DE L’ARCHIVAGE DU WEB À CELUI DES RÉSEAUX SOCIAUX

Le projet BESOCIAL, qui vise l’archivage du contenu des réseaux sociaux, est né à la suite du projet PROMISE (Preserving Online Multiple Information: towards a Belgian strategy), qui avait pour objectif de créer une stratégie fédérale pour la préservation du Web belge à long terme. Un projet important répondant à une nécessité de sauvegarde, pour les générations futures, du Web belge, vu comme le témoin d’une part non négligeable de l’histoire et de l’édition belge.

Aujourd’hui, la phase de recherche est terminée. Un marché public va être lancé dans le but de faire appel à un sous-traitant. «Nous allons externaliser le projet durant les 4 premières années car nous n’avons pas les ressources en interne pour archiver l’ensemble des sites Internet belges, et nous avons envie d’observer la manière de faire d’un partenaire externe, souligne Sophie Vandepontseele. On se rend compte qu’on a besoin d’aide extérieure avant de construire notre propre connaissance technique. 

C’est un énorme chantier, mais c’est aussi une énorme opportunité d’enrichir les collections numériques avec de nouveaux champs de recherche novateurs. Notre ambition est de réaliser un archivage annuel de l’ensemble des sites belges. Il y a des éléments qui restent sur Internet, on pourra les récupérer. Mais les anciennes versions de sites qui ne sont plus en ligne, on ne les aura plus…»

Le projet PROMISE est passé par 4 étapes: identifier les bonnes pratiques en matière d’archivage du Web, mettre en place un projet pilote du Web belge, identifier des cas d’utilisation pour l’étude scientifique et donner des recommandations pour l’implémentation d’un service d’archivage du Web viable.

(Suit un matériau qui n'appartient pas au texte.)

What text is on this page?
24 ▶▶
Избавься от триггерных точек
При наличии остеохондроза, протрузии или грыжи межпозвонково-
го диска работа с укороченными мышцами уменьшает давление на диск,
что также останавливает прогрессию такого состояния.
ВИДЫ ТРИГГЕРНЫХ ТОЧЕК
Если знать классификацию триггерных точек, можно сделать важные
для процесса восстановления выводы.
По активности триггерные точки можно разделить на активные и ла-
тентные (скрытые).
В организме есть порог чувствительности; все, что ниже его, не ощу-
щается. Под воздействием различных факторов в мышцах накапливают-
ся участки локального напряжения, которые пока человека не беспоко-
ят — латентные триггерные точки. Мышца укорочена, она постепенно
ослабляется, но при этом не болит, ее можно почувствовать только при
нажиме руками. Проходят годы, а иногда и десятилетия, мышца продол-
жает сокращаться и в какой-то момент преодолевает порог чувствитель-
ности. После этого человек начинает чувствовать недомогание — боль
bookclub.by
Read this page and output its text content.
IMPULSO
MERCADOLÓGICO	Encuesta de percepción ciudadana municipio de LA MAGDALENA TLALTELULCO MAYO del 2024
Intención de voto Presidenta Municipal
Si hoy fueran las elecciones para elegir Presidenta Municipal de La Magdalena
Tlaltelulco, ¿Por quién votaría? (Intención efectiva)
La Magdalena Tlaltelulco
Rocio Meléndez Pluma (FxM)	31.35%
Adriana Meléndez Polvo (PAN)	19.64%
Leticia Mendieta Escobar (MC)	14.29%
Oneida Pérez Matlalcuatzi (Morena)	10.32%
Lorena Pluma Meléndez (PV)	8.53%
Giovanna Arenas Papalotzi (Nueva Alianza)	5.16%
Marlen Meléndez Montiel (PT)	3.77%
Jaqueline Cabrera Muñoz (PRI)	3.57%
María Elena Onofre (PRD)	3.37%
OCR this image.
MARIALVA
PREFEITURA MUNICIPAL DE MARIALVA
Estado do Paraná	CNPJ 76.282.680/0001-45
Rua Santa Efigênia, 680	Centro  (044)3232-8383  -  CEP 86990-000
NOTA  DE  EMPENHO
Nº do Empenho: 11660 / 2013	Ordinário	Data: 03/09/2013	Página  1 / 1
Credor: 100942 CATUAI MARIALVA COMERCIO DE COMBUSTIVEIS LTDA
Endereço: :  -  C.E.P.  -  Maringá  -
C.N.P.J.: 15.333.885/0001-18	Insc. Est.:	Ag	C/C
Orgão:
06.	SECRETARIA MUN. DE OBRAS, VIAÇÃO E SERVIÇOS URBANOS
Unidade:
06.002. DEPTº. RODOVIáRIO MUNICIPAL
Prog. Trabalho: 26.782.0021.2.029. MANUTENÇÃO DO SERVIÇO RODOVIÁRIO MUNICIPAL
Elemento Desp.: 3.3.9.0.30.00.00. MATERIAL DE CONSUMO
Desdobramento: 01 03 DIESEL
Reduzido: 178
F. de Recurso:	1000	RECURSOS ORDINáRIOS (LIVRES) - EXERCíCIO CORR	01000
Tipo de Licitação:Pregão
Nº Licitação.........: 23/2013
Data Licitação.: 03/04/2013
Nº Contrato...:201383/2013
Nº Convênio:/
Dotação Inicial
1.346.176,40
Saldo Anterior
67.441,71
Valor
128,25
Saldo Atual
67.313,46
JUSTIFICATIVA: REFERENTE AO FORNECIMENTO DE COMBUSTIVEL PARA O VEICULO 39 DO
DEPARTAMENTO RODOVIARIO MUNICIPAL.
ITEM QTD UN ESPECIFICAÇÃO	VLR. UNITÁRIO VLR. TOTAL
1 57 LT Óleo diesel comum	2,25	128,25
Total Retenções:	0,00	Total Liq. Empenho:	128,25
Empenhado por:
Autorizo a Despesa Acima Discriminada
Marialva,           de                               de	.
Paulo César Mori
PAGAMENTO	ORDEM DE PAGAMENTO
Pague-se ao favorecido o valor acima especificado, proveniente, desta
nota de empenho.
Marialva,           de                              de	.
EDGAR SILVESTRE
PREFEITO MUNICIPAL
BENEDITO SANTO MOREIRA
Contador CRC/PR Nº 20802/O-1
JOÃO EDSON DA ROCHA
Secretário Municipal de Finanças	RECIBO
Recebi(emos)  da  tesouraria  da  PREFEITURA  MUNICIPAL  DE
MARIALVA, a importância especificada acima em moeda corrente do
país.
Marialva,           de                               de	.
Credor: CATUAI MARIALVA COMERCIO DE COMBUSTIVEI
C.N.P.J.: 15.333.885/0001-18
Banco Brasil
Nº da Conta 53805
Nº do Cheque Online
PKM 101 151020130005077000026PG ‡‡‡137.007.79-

Pendant 2 ans, plusieurs chercheurs ont ainsi travaillé à établir une politique de sélection des sites à archiver, à l’étude de cadres légaux et à développer un prototype de collecte testé et évalué par un panel d’utilisateurs.

Ces résultats servent actuellement à mettre en place l’archivage du Web au sein de KBR, archivage qui devrait être effectif en 2024.